As the book moves through the war years, the interconnecting dramatic monologues lend passion and a strong sense of immediacy and freshness to the story. The protagonist in one monologue becomes the antagonist in another. Each speaker takes his or her turn onstage, serving as narrator for critical events in which he or she wasthe major instigator and participant or eyewitness.

Often revisionist but always persuasive, Oates brings powerful new insights, facts and conclusions to his narrative. For example, drawing on his own research and that of modern technical scholarship on the assassination, Oates convincingly describes Booth as a Confederate agent, working with the approval and support of the highest authorities in Richmond, probably Jefferson Davis himself, and explains how his plots to abduct and then to assassinate Lincoln were part of several schemes to be executed by rebel secret service men.

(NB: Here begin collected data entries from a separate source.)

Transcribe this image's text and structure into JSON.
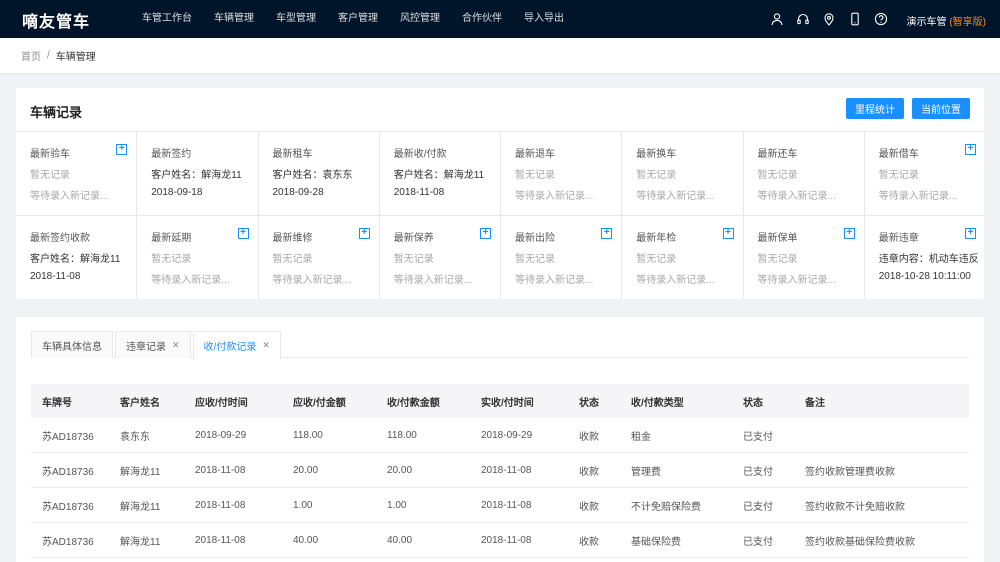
{
  "app": {
    "title": "嘀友管车",
    "user": "演示车管",
    "version": "(智享版)"
  },
  "nav": [
    "车管工作台",
    "车辆管理",
    "车型管理",
    "客户管理",
    "风控管理",
    "合作伙伴",
    "导入导出"
  ],
  "breadcrumb": {
    "home": "首页",
    "sep": "/",
    "current": "车辆管理"
  },
  "records": {
    "title": "车辆记录",
    "buttons": {
      "mileage": "里程统计",
      "location": "当前位置"
    },
    "rows": [
      [
        {
          "title": "最新验车",
          "l1": "暂无记录",
          "l2": "等待录入新记录...",
          "empty": true,
          "plus": true
        },
        {
          "title": "最新签约",
          "l1": "客户姓名：解海龙11",
          "l2": "2018-09-18",
          "empty": false,
          "plus": false
        },
        {
          "title": "最新租车",
          "l1": "客户姓名：袁东东",
          "l2": "2018-09-28",
          "empty": false,
          "plus": false
        },
        {
          "title": "最新收/付款",
          "l1": "客户姓名：解海龙11",
          "l2": "2018-11-08",
          "empty": false,
          "plus": false
        },
        {
          "title": "最新退车",
          "l1": "暂无记录",
          "l2": "等待录入新记录...",
          "empty": true,
          "plus": false
        },
        {
          "title": "最新换车",
          "l1": "暂无记录",
          "l2": "等待录入新记录...",
          "empty": true,
          "plus": false
        },
        {
          "title": "最新还车",
          "l1": "暂无记录",
          "l2": "等待录入新记录...",
          "empty": true,
          "plus": false
        },
        {
          "title": "最新借车",
          "l1": "暂无记录",
          "l2": "等待录入新记录...",
          "empty": true,
          "plus": true
        }
      ],
      [
        {
          "title": "最新签约收款",
          "l1": "客户姓名：解海龙11",
          "l2": "2018-11-08",
          "empty": false,
          "plus": false
        },
        {
          "title": "最新延期",
          "l1": "暂无记录",
          "l2": "等待录入新记录...",
          "empty": true,
          "plus": true
        },
        {
          "title": "最新维修",
          "l1": "暂无记录",
          "l2": "等待录入新记录...",
          "empty": true,
          "plus": true
        },
        {
          "title": "最新保养",
          "l1": "暂无记录",
          "l2": "等待录入新记录...",
          "empty": true,
          "plus": true
        },
        {
          "title": "最新出险",
          "l1": "暂无记录",
          "l2": "等待录入新记录...",
          "empty": true,
          "plus": true
        },
        {
          "title": "最新年检",
          "l1": "暂无记录",
          "l2": "等待录入新记录...",
          "empty": true,
          "plus": true
        },
        {
          "title": "最新保单",
          "l1": "暂无记录",
          "l2": "等待录入新记录...",
          "empty": true,
          "plus": true
        },
        {
          "title": "最新违章",
          "l1": "违章内容：机动车违反",
          "l2": "2018-10-28 10:11:00",
          "empty": false,
          "plus": true
        }
      ]
    ]
  },
  "tabs": [
    {
      "label": "车辆具体信息",
      "closable": false,
      "active": false
    },
    {
      "label": "违章记录",
      "closable": true,
      "active": false
    },
    {
      "label": "收/付款记录",
      "closable": true,
      "active": true
    }
  ],
  "table": {
    "headers": [
      "车牌号",
      "客户姓名",
      "应收/付时间",
      "应收/付金额",
      "收/付款金额",
      "实收/付时间",
      "状态",
      "收/付款类型",
      "状态",
      "备注"
    ],
    "rows": [
      [
        "苏AD18736",
        "袁东东",
        "2018-09-29",
        "118.00",
        "118.00",
        "2018-09-29",
        "收款",
        "租金",
        "已支付",
        ""
      ],
      [
        "苏AD18736",
        "解海龙11",
        "2018-11-08",
        "20.00",
        "20.00",
        "2018-11-08",
        "收款",
        "管理费",
        "已支付",
        "签约收款管理费收款"
      ],
      [
        "苏AD18736",
        "解海龙11",
        "2018-11-08",
        "1.00",
        "1.00",
        "2018-11-08",
        "收款",
        "不计免赔保险费",
        "已支付",
        "签约收款不计免赔收款"
      ],
      [
        "苏AD18736",
        "解海龙11",
        "2018-11-08",
        "40.00",
        "40.00",
        "2018-11-08",
        "收款",
        "基础保险费",
        "已支付",
        "签约收款基础保险费收款"
      ]
    ]
  },
  "icons": [
    "user-icon",
    "headset-icon",
    "location-pin-icon",
    "phone-icon",
    "help-icon",
    "plus-icon",
    "close-icon"
  ],
  "colors": {
    "topbar": "#001529",
    "accent": "#1890ff",
    "version": "#fa8c16"
  }
}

Oates also portrays Sherman, Lee, Jefferson Davis, Lincoln and Mary Lincoln in new and in-depth ways. Thus they are seen in a more realistic light, rather than how they have become positively or negatively mythologized over the years.

Exciting, powerful, highly revealing and driven by character and narrative, "The Whirlwind of War" makes a significant contribution to American and Civil War literature, and its people and voices will linger long in our memory.